CompaniesPREMIUM

Gemfields sells iconic Faberge for $50m

The sale will provide much-needed working capital for the embattled gemstone miner

A  Faberge enamel and two colour gold egg bonbonniere. Picture: BLOOMBERG
A Faberge enamel and two colour gold egg bonbonniere. Picture: BLOOMBERG

Gemfields announced on Monday that it had signed off on the sale of Fabergé, one of its most iconic luxury brands.

The deal will see Gemfields disposing of Fabergé for $50m to US tech entrepreneur and venture capitalist Sergei Mosunov through his wholly owned investment firm SMG Capital.

It marks the end of Gemfields' nearly 13-year ownership of Fabergé, which gained worldwide acclaim for crafting elaborate Easter eggs for Russian tsars in the 19th century.

The sale, which concludes a strategic review dating back to December, reflects the toll that tough trading conditions have taken on the precious gemstone miner’s balance sheet over the past year.

Since October, the group has faced significant operational challenges stemming from post-election protests in Mozambique and heightened competition in Zambia.

A rising debt burden and pressure on profit margins have seen the miner resort to sweeping cost-cutting measures, including the suspension of operations at its Zambian emerald mine earlier this year.

In a statement on Monday, Gemfields said it was now a “more streamlined and focused investment proposition with a strengthened balance sheet” following the disposal.

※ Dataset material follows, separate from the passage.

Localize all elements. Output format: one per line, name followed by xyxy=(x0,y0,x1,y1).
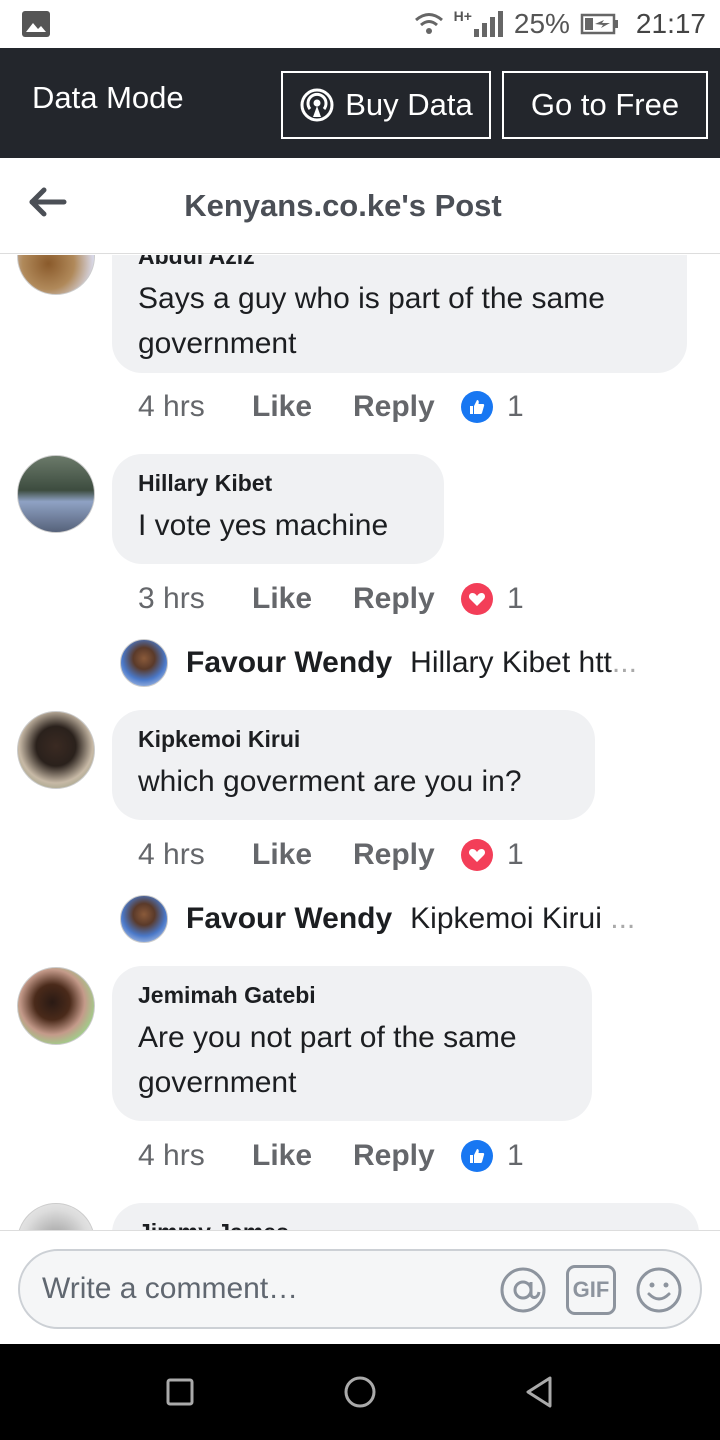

It said the proceeds would be used as working capital to expand operations at the group’s Kagem mine in Zambia and to help bring a newly constructed second processing plant at its Montepuez Ruby Mine (MRM) in Mozambique online.

The second processing plant, the construction of which was delayed by an attack by insurgents towards the end of last year, is expected to triple the operation’s processing rate, significantly boosting ruby production and revenue.

“Today’s sale marks the end of an era for us. Fabergé has played a key role in raising the profile of the coloured gemstones mined by Gemfields and we will certainly miss its marketing leverage and star power,” Gemfields CEO Sean Gilbertson said.

“Brands as iconic and beautiful as Fabergé do not change hands very often and we wish the team and Mr Mosunov every success as they perpetuate the unrivalled legacy of Fabergé,” he said.

Mosunov said the outfit would continue to focus on jewellery, accessories and timepieces.

Last year, Gemfields reported a headline loss per share of 39.1c, widening from 16c a year ago. The pressure on earnings also saw the group falling deeper in debt, with net debt having risen to $80.5m in December.

As profitability pressures dampen investor sentiment, shares in the group have given up more than 45% in the past year, causing Gemfields to shed R2bn in value.

Some encouragement came in February, when the Zambian government suspended a 15% levy on gemstone exports, lifting Gemfields’ outlook as its Kagem mine was allowed to resume exports.

The Kagem mine accounts for about 25% of global emerald production. In 2024, the mine produced about 10-million carats of emeralds alongside 30-million carats of beryl — one of the most popular and expensive gemstones.

In recent months, the group has reported increasing demand and improved sentiment after selling $23.6m worth of rubies and emeralds at its latest auctions.

In June, Gemfields’ MD of product and sales said that the group’s latest results marked a notable improvement on the disappointing commercial-quality auction held in September 2024.